CONSELHOS PARA UMA BOA JUVENTUDE

    Perfeitamente inspirado, e por isso ciente dos muitos erros cometidos durante a mocidade, o salmista pede encarecidamente que Deus os perdoe: "Não vos lembreis dos pecados de minha juventude e dos meus delitos; em nome de Vossa Misericórdia, lembrai-vos de mim, por causa de Vossa bondade, Senhor." Sl 24,7
    E agradece também pela orientação e pelas muitas Graças que admite ter recebido: "Vós tende-me instruído, ó Deus, desde minha juventude, e até hoje publico Vossas maravilhas." Sl 70,17
    Por isso ele tem para os jovens um conselho bem simples, mas precioso: "Como um jovem manterá pura a sua vida? Sendo fiel às Vossas Palavras." Sl 118,9
    O Eclesiastes recomenda ao jovem que desfrute da alegria que é característica da idade, mas sem menosprezar o Juízo do Senhor: "Jovem, rejubila-te na tua adolescência, e, enquanto ainda és jovem, entrega teu coração à alegria. Anda nos caminhos de teu coração e segundo os olhares de teus olhos, mas fica sabendo que de tudo isso Deus te fará prestar conta. Exclui a tristeza de teu coração, poupa o sofrimento a teu corpo, porque a juventude e a adolescência são vaidade.

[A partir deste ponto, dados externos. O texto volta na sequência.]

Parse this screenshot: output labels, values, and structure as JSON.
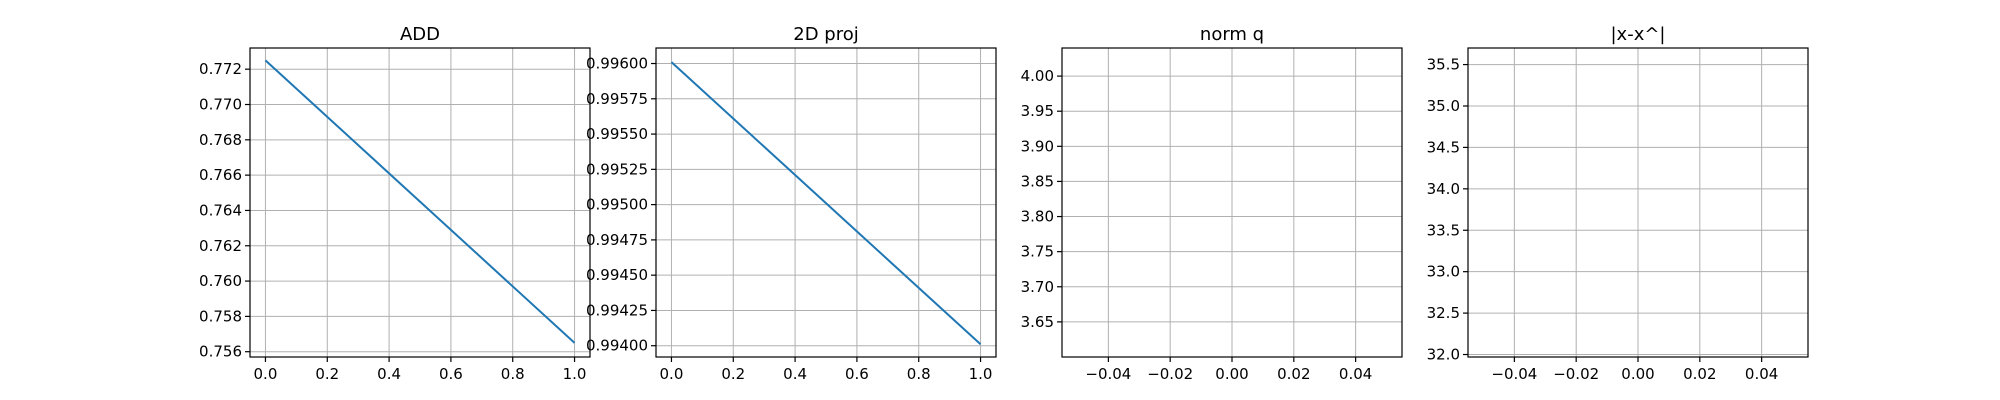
{
  "chart_data": [
    {
      "type": "line",
      "title": "ADD",
      "xlabel": "",
      "ylabel": "",
      "grid": true,
      "xlim": [
        -0.05,
        1.05
      ],
      "ylim": [
        0.7557,
        0.7732
      ],
      "xticks": [
        0.0,
        0.2,
        0.4,
        0.6,
        0.8,
        1.0
      ],
      "xtick_labels": [
        "0.0",
        "0.2",
        "0.4",
        "0.6",
        "0.8",
        "1.0"
      ],
      "yticks": [
        0.756,
        0.758,
        0.76,
        0.762,
        0.764,
        0.766,
        0.768,
        0.77,
        0.772
      ],
      "ytick_labels": [
        "0.756",
        "0.758",
        "0.760",
        "0.762",
        "0.764",
        "0.766",
        "0.768",
        "0.770",
        "0.772"
      ],
      "series": [
        {
          "color": "#1f77b4",
          "x": [
            0,
            1
          ],
          "y": [
            0.7725,
            0.7565
          ]
        }
      ]
    },
    {
      "type": "line",
      "title": "2D proj",
      "xlabel": "",
      "ylabel": "",
      "grid": true,
      "xlim": [
        -0.05,
        1.05
      ],
      "ylim": [
        0.99392,
        0.99611
      ],
      "xticks": [
        0.0,
        0.2,
        0.4,
        0.6,
        0.8,
        1.0
      ],
      "xtick_labels": [
        "0.0",
        "0.2",
        "0.4",
        "0.6",
        "0.8",
        "1.0"
      ],
      "yticks": [
        0.994,
        0.99425,
        0.9945,
        0.99475,
        0.995,
        0.99525,
        0.9955,
        0.99575,
        0.996
      ],
      "ytick_labels": [
        "0.99400",
        "0.99425",
        "0.99450",
        "0.99475",
        "0.99500",
        "0.99525",
        "0.99550",
        "0.99575",
        "0.99600"
      ],
      "series": [
        {
          "color": "#1f77b4",
          "x": [
            0,
            1
          ],
          "y": [
            0.99601,
            0.99401
          ]
        }
      ]
    },
    {
      "type": "line",
      "title": "norm q",
      "xlabel": "",
      "ylabel": "",
      "grid": true,
      "xlim": [
        -0.055,
        0.055
      ],
      "ylim": [
        3.6,
        4.04
      ],
      "xticks": [
        -0.04,
        -0.02,
        0.0,
        0.02,
        0.04
      ],
      "xtick_labels": [
        "−0.04",
        "−0.02",
        "0.00",
        "0.02",
        "0.04"
      ],
      "yticks": [
        3.65,
        3.7,
        3.75,
        3.8,
        3.85,
        3.9,
        3.95,
        4.0
      ],
      "ytick_labels": [
        "3.65",
        "3.70",
        "3.75",
        "3.80",
        "3.85",
        "3.90",
        "3.95",
        "4.00"
      ],
      "series": []
    },
    {
      "type": "line",
      "title": "|x-x^|",
      "xlabel": "",
      "ylabel": "",
      "grid": true,
      "xlim": [
        -0.055,
        0.055
      ],
      "ylim": [
        31.97,
        35.7
      ],
      "xticks": [
        -0.04,
        -0.02,
        0.0,
        0.02,
        0.04
      ],
      "xtick_labels": [
        "−0.04",
        "−0.02",
        "0.00",
        "0.02",
        "0.04"
      ],
      "yticks": [
        32.0,
        32.5,
        33.0,
        33.5,
        34.0,
        34.5,
        35.0,
        35.5
      ],
      "ytick_labels": [
        "32.0",
        "32.5",
        "33.0",
        "33.5",
        "34.0",
        "34.5",
        "35.0",
        "35.5"
      ],
      "series": []
    }
  ]
}
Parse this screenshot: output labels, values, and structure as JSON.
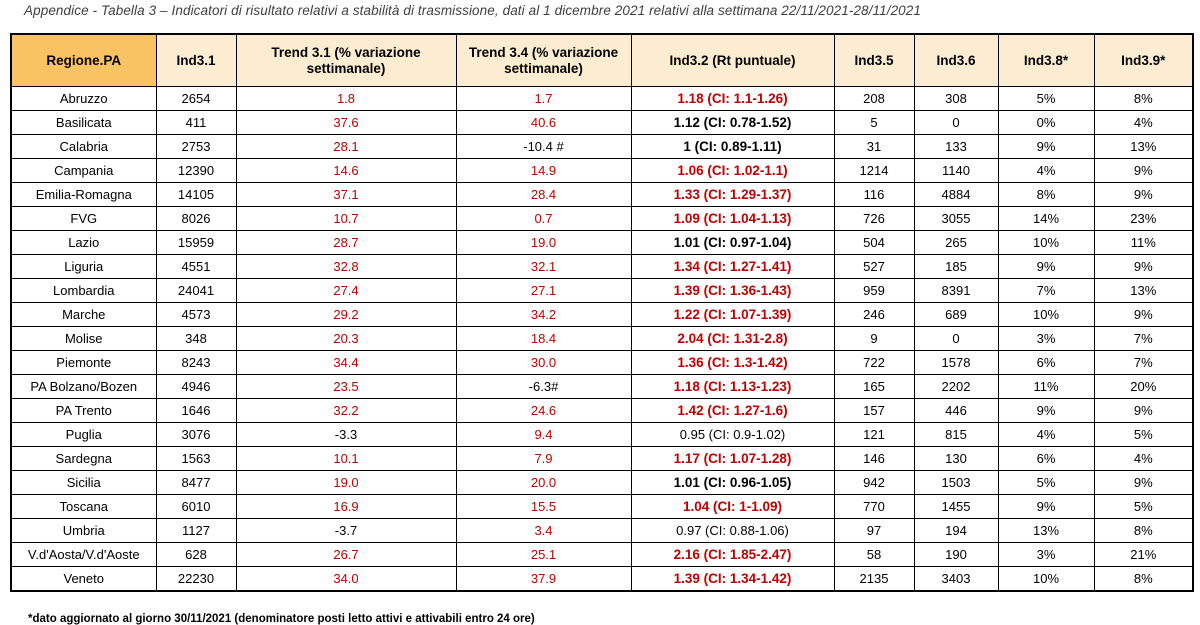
{
  "title": "Appendice - Tabella 3 – Indicatori di risultato relativi a stabilità di trasmissione, dati al 1 dicembre 2021 relativi alla settimana 22/11/2021-28/11/2021",
  "footnote": "*dato aggiornato al giorno 30/11/2021 (denominatore posti letto attivi e attivabili entro 24 ore)",
  "colors": {
    "accent_red": "#C00000",
    "header_fill_first": "#F9C262",
    "header_fill": "#FCEDD2",
    "border": "#000000"
  },
  "table": {
    "columns": [
      "Regione.PA",
      "Ind3.1",
      "Trend 3.1 (% variazione settimanale)",
      "Trend 3.4 (% variazione settimanale)",
      "Ind3.2 (Rt puntuale)",
      "Ind3.5",
      "Ind3.6",
      "Ind3.8*",
      "Ind3.9*"
    ],
    "rows": [
      {
        "regione": "Abruzzo",
        "ind31": "2654",
        "trend31": "1.8",
        "trend31_style": "red",
        "trend34": "1.7",
        "trend34_style": "red",
        "rt": "1.18 (CI: 1.1-1.26)",
        "rt_style": "red-bold",
        "ind35": "208",
        "ind36": "308",
        "ind38": "5%",
        "ind39": "8%"
      },
      {
        "regione": "Basilicata",
        "ind31": "411",
        "trend31": "37.6",
        "trend31_style": "red",
        "trend34": "40.6",
        "trend34_style": "red",
        "rt": "1.12 (CI: 0.78-1.52)",
        "rt_style": "black-bold",
        "ind35": "5",
        "ind36": "0",
        "ind38": "0%",
        "ind39": "4%"
      },
      {
        "regione": "Calabria",
        "ind31": "2753",
        "trend31": "28.1",
        "trend31_style": "red",
        "trend34": "-10.4 #",
        "trend34_style": "black",
        "rt": "1 (CI: 0.89-1.11)",
        "rt_style": "black-bold",
        "ind35": "31",
        "ind36": "133",
        "ind38": "9%",
        "ind39": "13%"
      },
      {
        "regione": "Campania",
        "ind31": "12390",
        "trend31": "14.6",
        "trend31_style": "red",
        "trend34": "14.9",
        "trend34_style": "red",
        "rt": "1.06 (CI: 1.02-1.1)",
        "rt_style": "red-bold",
        "ind35": "1214",
        "ind36": "1140",
        "ind38": "4%",
        "ind39": "9%"
      },
      {
        "regione": "Emilia-Romagna",
        "ind31": "14105",
        "trend31": "37.1",
        "trend31_style": "red",
        "trend34": "28.4",
        "trend34_style": "red",
        "rt": "1.33 (CI: 1.29-1.37)",
        "rt_style": "red-bold",
        "ind35": "116",
        "ind36": "4884",
        "ind38": "8%",
        "ind39": "9%"
      },
      {
        "regione": "FVG",
        "ind31": "8026",
        "trend31": "10.7",
        "trend31_style": "red",
        "trend34": "0.7",
        "trend34_style": "red",
        "rt": "1.09 (CI: 1.04-1.13)",
        "rt_style": "red-bold",
        "ind35": "726",
        "ind36": "3055",
        "ind38": "14%",
        "ind39": "23%"
      },
      {
        "regione": "Lazio",
        "ind31": "15959",
        "trend31": "28.7",
        "trend31_style": "red",
        "trend34": "19.0",
        "trend34_style": "red",
        "rt": "1.01 (CI: 0.97-1.04)",
        "rt_style": "black-bold",
        "ind35": "504",
        "ind36": "265",
        "ind38": "10%",
        "ind39": "11%"
      },
      {
        "regione": "Liguria",
        "ind31": "4551",
        "trend31": "32.8",
        "trend31_style": "red",
        "trend34": "32.1",
        "trend34_style": "red",
        "rt": "1.34 (CI: 1.27-1.41)",
        "rt_style": "red-bold",
        "ind35": "527",
        "ind36": "185",
        "ind38": "9%",
        "ind39": "9%"
      },
      {
        "regione": "Lombardia",
        "ind31": "24041",
        "trend31": "27.4",
        "trend31_style": "red",
        "trend34": "27.1",
        "trend34_style": "red",
        "rt": "1.39 (CI: 1.36-1.43)",
        "rt_style": "red-bold",
        "ind35": "959",
        "ind36": "8391",
        "ind38": "7%",
        "ind39": "13%"
      },
      {
        "regione": "Marche",
        "ind31": "4573",
        "trend31": "29.2",
        "trend31_style": "red",
        "trend34": "34.2",
        "trend34_style": "red",
        "rt": "1.22 (CI: 1.07-1.39)",
        "rt_style": "red-bold",
        "ind35": "246",
        "ind36": "689",
        "ind38": "10%",
        "ind39": "9%"
      },
      {
        "regione": "Molise",
        "ind31": "348",
        "trend31": "20.3",
        "trend31_style": "red",
        "trend34": "18.4",
        "trend34_style": "red",
        "rt": "2.04 (CI: 1.31-2.8)",
        "rt_style": "red-bold",
        "ind35": "9",
        "ind36": "0",
        "ind38": "3%",
        "ind39": "7%"
      },
      {
        "regione": "Piemonte",
        "ind31": "8243",
        "trend31": "34.4",
        "trend31_style": "red",
        "trend34": "30.0",
        "trend34_style": "red",
        "rt": "1.36 (CI: 1.3-1.42)",
        "rt_style": "red-bold",
        "ind35": "722",
        "ind36": "1578",
        "ind38": "6%",
        "ind39": "7%"
      },
      {
        "regione": "PA Bolzano/Bozen",
        "ind31": "4946",
        "trend31": "23.5",
        "trend31_style": "red",
        "trend34": "-6.3#",
        "trend34_style": "black",
        "rt": "1.18 (CI: 1.13-1.23)",
        "rt_style": "red-bold",
        "ind35": "165",
        "ind36": "2202",
        "ind38": "11%",
        "ind39": "20%"
      },
      {
        "regione": "PA Trento",
        "ind31": "1646",
        "trend31": "32.2",
        "trend31_style": "red",
        "trend34": "24.6",
        "trend34_style": "red",
        "rt": "1.42 (CI: 1.27-1.6)",
        "rt_style": "red-bold",
        "ind35": "157",
        "ind36": "446",
        "ind38": "9%",
        "ind39": "9%"
      },
      {
        "regione": "Puglia",
        "ind31": "3076",
        "trend31": "-3.3",
        "trend31_style": "black",
        "trend34": "9.4",
        "trend34_style": "red",
        "rt": "0.95 (CI: 0.9-1.02)",
        "rt_style": "black",
        "ind35": "121",
        "ind36": "815",
        "ind38": "4%",
        "ind39": "5%"
      },
      {
        "regione": "Sardegna",
        "ind31": "1563",
        "trend31": "10.1",
        "trend31_style": "red",
        "trend34": "7.9",
        "trend34_style": "red",
        "rt": "1.17 (CI: 1.07-1.28)",
        "rt_style": "red-bold",
        "ind35": "146",
        "ind36": "130",
        "ind38": "6%",
        "ind39": "4%"
      },
      {
        "regione": "Sicilia",
        "ind31": "8477",
        "trend31": "19.0",
        "trend31_style": "red",
        "trend34": "20.0",
        "trend34_style": "red",
        "rt": "1.01 (CI: 0.96-1.05)",
        "rt_style": "black-bold",
        "ind35": "942",
        "ind36": "1503",
        "ind38": "5%",
        "ind39": "9%"
      },
      {
        "regione": "Toscana",
        "ind31": "6010",
        "trend31": "16.9",
        "trend31_style": "red",
        "trend34": "15.5",
        "trend34_style": "red",
        "rt": "1.04 (CI: 1-1.09)",
        "rt_style": "red-bold",
        "ind35": "770",
        "ind36": "1455",
        "ind38": "9%",
        "ind39": "5%"
      },
      {
        "regione": "Umbria",
        "ind31": "1127",
        "trend31": "-3.7",
        "trend31_style": "black",
        "trend34": "3.4",
        "trend34_style": "red",
        "rt": "0.97 (CI: 0.88-1.06)",
        "rt_style": "black",
        "ind35": "97",
        "ind36": "194",
        "ind38": "13%",
        "ind39": "8%"
      },
      {
        "regione": "V.d'Aosta/V.d'Aoste",
        "ind31": "628",
        "trend31": "26.7",
        "trend31_style": "red",
        "trend34": "25.1",
        "trend34_style": "red",
        "rt": "2.16 (CI: 1.85-2.47)",
        "rt_style": "red-bold",
        "ind35": "58",
        "ind36": "190",
        "ind38": "3%",
        "ind39": "21%"
      },
      {
        "regione": "Veneto",
        "ind31": "22230",
        "trend31": "34.0",
        "trend31_style": "red",
        "trend34": "37.9",
        "trend34_style": "red",
        "rt": "1.39 (CI: 1.34-1.42)",
        "rt_style": "red-bold",
        "ind35": "2135",
        "ind36": "3403",
        "ind38": "10%",
        "ind39": "8%"
      }
    ]
  }
}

Mas, lembra-te de teu Criador nos dias de tua juventude, antes que venham os maus dias e que apareçam os anos dos quais dirás: 'Não sinto prazer neles... '" Ecl 11,9-10; 12,1
    Já o Eclesiástico fala ao jovem sobre a Sabedoria, grande dádiva de Deus: "Meu filho, aceita a instrução desde teus jovens anos; ganharás uma sabedoria que durará até à velhice." Eclo 6,18
    E ajuda a entender que na velhice se vive do que foi cultuado desde a mocidade: "Como acharás na velhice aquilo que não tiveres acumulado na juventude?" Eclo 25,5
    O livro da Sabedoria apresenta-a como uma encantadora esposa, até mesmo para os olhos de um jovem: "Eu amei-a e procurei desde minha juventude, esforcei-me por tê-la por esposa e enamorei-me de seus encantos." Sb 8,2
    O Eclesiástico, contudo, fiel ao seu estilo, exorta os pais a uma criação cuidadosa e firme: "Não lhe dês toda liberdade na juventude, não feches os olhos às suas extravagâncias: obriga-o a curvar a cabeça enquanto jovem, castiga-o com varas enquanto ainda é menino, para que não suceda endurecer-se e não queira mais acreditar em ti, e venha a ser um sofrimento para tua alma." Eclo 30,11-12
    Falando por Deus, Isaías profetizou tempos de desmandos, quando os jovens assumirão o poder e perderão por completo o respeito aos mais velhos: "Por príncipes, Eu lhes darei adolescentes, e meninos deterão o poder sobre eles. Os povos se maltratarão uns aos outros, cada um atormentará seu próximo: o jovem insultará o velho, e o vilão, o nobre." Is 3,4-5
    Nessa anarquia, os líderes serão eleitos por qualquer bem que se possua, mas ninguém desejará esse fardo: "Um homem qualquer se aproximará do irmão na casa de seu pai e dirá: 'Tu tens um manto, é mister que sejas nosso príncipe; toma sob teu poder esta ruína.' O outro, então, protestará: 'Eu não sou curador de feridas; e em minha casa não há nem pão nem manto; não me façais príncipe do povo.'" Is 3,6-7
    O Eclesiastes já havia percebido o terrível problema dessa inversão: "Ai de ti, país governado por um jovem, e cujos príncipes comem desde o amanhecer." Ecl 10,16
    Mas tais pecados não ficarão sem o devido castigo, independentemente da idade ou da vida sofrida que se leve. Aliás, como já aconteceu em Israel e continuará a acontecer pelo mundo afora: "Por isso o Senhor não poupa os jovens e não tem piedade dos órfãos nem das viúvas, porque todos eles são ímpios e perversos, e todas as bocas proferem infames palavras. Contra tudo isso Sua cólera não se aplacou, e Sua mão está prestes a precipitar-se." Is 9,16
    Com a Vinda de Jesus, porém, foi-nos oferecido mais uma vez o Espírito de Deus, pelo Qual se derramam Seus dons na luta contra o pecado. E, segundo o profeta Joel, os jovens foram particularmente contemplados nessa etapa do projeto do Reino dos Céus, para a edificação da Igreja: "Depois disso, acontecerá que derramarei Meu Espírito sobre todo ser vivo: vossos filhos e vossas filhas profetizarão; vossos anciãos terão sonhos, e vossos jovens terão visões." Jl 3,1

    "Fazei-nos, ó Pai, instrumentos de Vossa Paz!"